Bevis Marks Synagogue
Not only the oldest synagogue in the city of London, but Bevis Marks is also the oldest synagogue in the UK still in continuous use. More than that, it is a hidden gem of architectural beauty and aesthetic elegance, and definitely deserving of a visit. From the exterior it is quite unassuming and hard to spot, but once you get inside the wonder and splendour is clear to see.
Founded in 1701, this became a central hub for solving all manner of important issues in modern Jewish history, from appeals for special treatment for Jews in Jamaica and Barbados, and the escape of one seven-year-old Jewish to Gibraltar to escape a forcible conversion. For anyone who wants to see a carefully cultivated spiritual home of history and beauty, Bevis Marks is a fascinating place to visit.
One of the UK’s very few purpose-built Buddhist places of worship, Wat Buddhapadipa is nestled in the neighbourhood of London that is perhaps better known for Tennis, Wombles, and community-owned football teams. It has an illustrious history, as it was founded in 1966 by the King and Queen of Thailand as a means of allowing Theravada Buddhism a home in London.
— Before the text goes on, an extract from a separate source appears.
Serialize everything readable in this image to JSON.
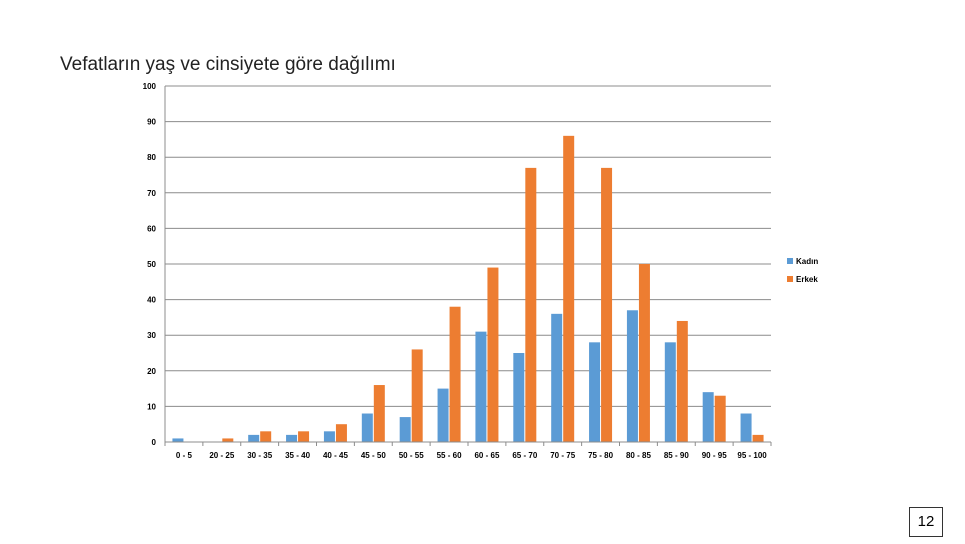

The architectural style is very much a blend of east and west, with the traditional shape of an English home, but at the same time decorations and detailing very much more at home in Bangkok or the surrounding areas. The temple hall features murals depicting the life of the Buddha in surreal and extravagantly bright colours. For anyone with an appreciation of the fringe fusions of art around the world, Wat Buddhapadia would be an ideal place to visit.
The United Kingdom is home to so many different religious traditions thanks to a well-grounded modern tradition of tolerance and acceptance. Because of that, there are so many beautiful and unusual buildings to find all over the country. Look a little harder, and you too will be amazed at what you can see.